I have not yet ruled out this being a kernel/glibc/etc problem, but I'm conscious that since I can only reproduce it on a GlusterFS volume it may be unlikely. I've raised this against the fuse component - but that's possibly a misnomer, apologies if so. I hope I've included enough information about the GlusterFS configuration below - but I'm happy to provide anything more as necessary.

[1] » scp -r gluster1:/ajs/testdir .
スミス                                                                                                                                                      100%    0     0.0KB/s   00:00
スミス                                                                                                                                                      100%    0     0.0KB/s   00:00
スミス                                                                                                                                                      100%    0     0.0KB/s   00:00
[repeats]

[2] http://www.johnloomis.org/ece537/notes/Files/Examples/ls2.html

[3]

Volume Name: shared
Type: Distribute
Volume ID: c89a941a-591c-4e65-88bd-8be7878be4ff
Status: Started
Number of Bricks: 6
Transport-type: tcp
Bricks:
Brick1: ca1.gl:/data0/gluster
Brick2: ca1.gl:/data1/gluster
Brick3: ca1.gl:/data2/gluster
Brick4: ca1.gl:/data3/gluster
Brick5: ca1.gl:/data4/gluster
Brick6: ca1.gl:/data5/gluster
Options Reconfigured:
nfs.disable: on
performance.flush-behind: on
performance.io-thread-count: 32
performance.write-behind-window-size: 128MB
performance.cache-size: 2048MB
performance.cache-refresh-timeout: 60

Comment 1 Alex Smith 2013-12-06 06:45:49 UTC
I've just tried migrating this to XFS and it's working fine. I assume it's something similar to the issue described at http://joejulian.name/blog/glusterfs-bit-by-ext4-structure-change/ -- I guess it's a combination of the kernel/gluster revision/ext4 driver/etc.

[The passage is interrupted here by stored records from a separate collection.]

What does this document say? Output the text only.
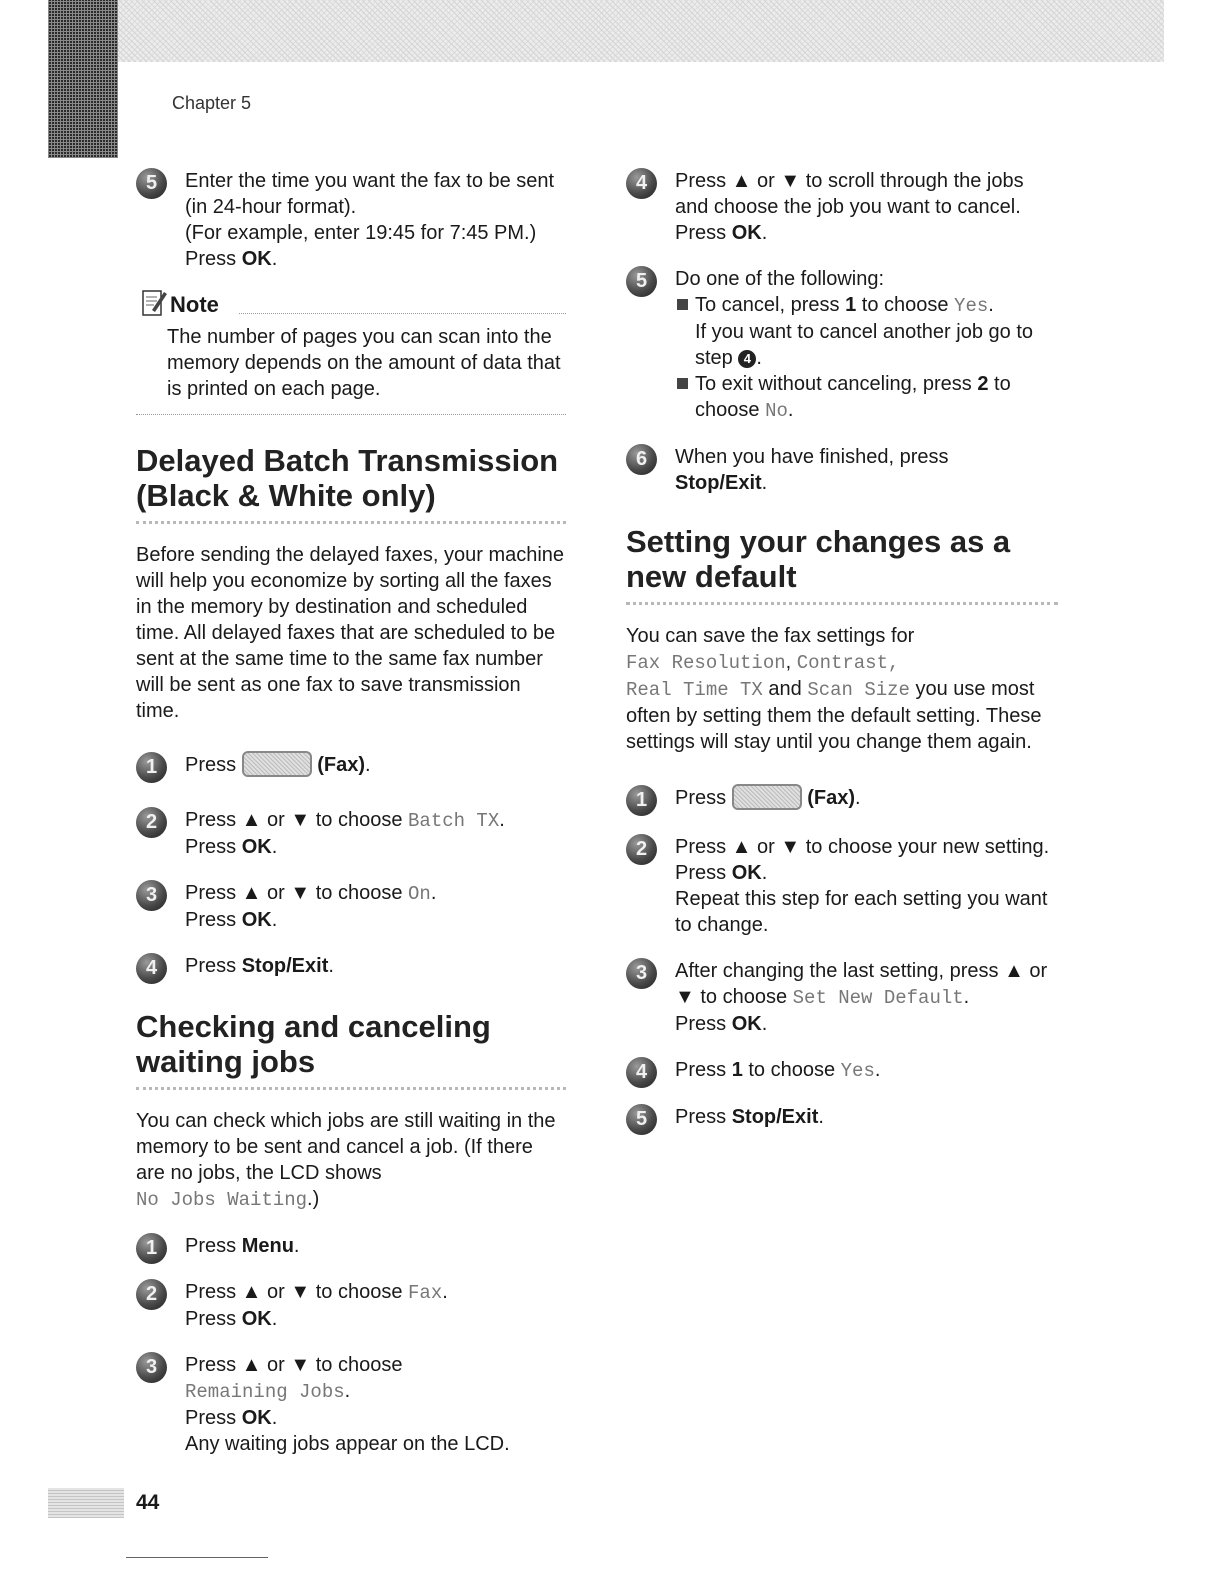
Chapter 5
5	Enter the time you want the fax to be sent (in 24-hour format).
(For example, enter 19:45 for 7:45 PM.)
Press OK.
Note
The number of pages you can scan into the memory depends on the amount of data that is printed on each page.
Delayed Batch Transmission (Black & White only)

Before sending the delayed faxes, your machine will help you economize by sorting all the faxes in the memory by destination and scheduled time. All delayed faxes that are scheduled to be sent at the same time to the same fax number will be sent as one fax to save transmission time.

1	Press	(Fax).
2	Press ▲ or ▼ to choose Batch TX.
Press OK.
3	Press ▲ or ▼ to choose On.
Press OK.
4	Press Stop/Exit.
Checking and canceling waiting jobs

You can check which jobs are still waiting in the memory to be sent and cancel a job. (If there are no jobs, the LCD shows
No Jobs Waiting.)

1	Press Menu.
2	Press ▲ or ▼ to choose Fax.
Press OK.
3	Press ▲ or ▼ to choose
Remaining Jobs.
Press OK.
Any waiting jobs appear on the LCD.
4	Press ▲ or ▼ to scroll through the jobs and choose the job you want to cancel.
Press OK.
5	Do one of the following:
To cancel, press 1 to choose Yes.
If you want to cancel another job go to step 4 .
To exit without canceling, press 2 to choose No.
6	When you have finished, press
Stop/Exit.
Setting your changes as a new default

You can save the fax settings for
Fax Resolution, Contrast,
Real Time TX and Scan Size you use most often by setting them the default setting. These settings will stay until you change them again.

1	Press	(Fax).
2	Press ▲ or ▼ to choose your new setting.
Press OK.
Repeat this step for each setting you want to change.
3	After changing the last setting, press ▲ or ▼ to choose Set New Default.
Press OK.
4	Press 1 to choose Yes.
5	Press Stop/Exit.
44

I don't know if that's sufficient to close this bug, or whether it's potentially a different Ext4 issue. I'll leave it up to wiser minds. Cheers!

Comment 2 Niels de Vos 2014-11-27 14:54:36 UTC
The version that this bug has been reported against, does not get any updates from the Gluster Community anymore. Please verify if this report is still valid against a current (3.4, 3.5 or 3.6) release and update the version, or close this bug.

If there has been no update before 9 December 2014, this bug will get automatocally closed.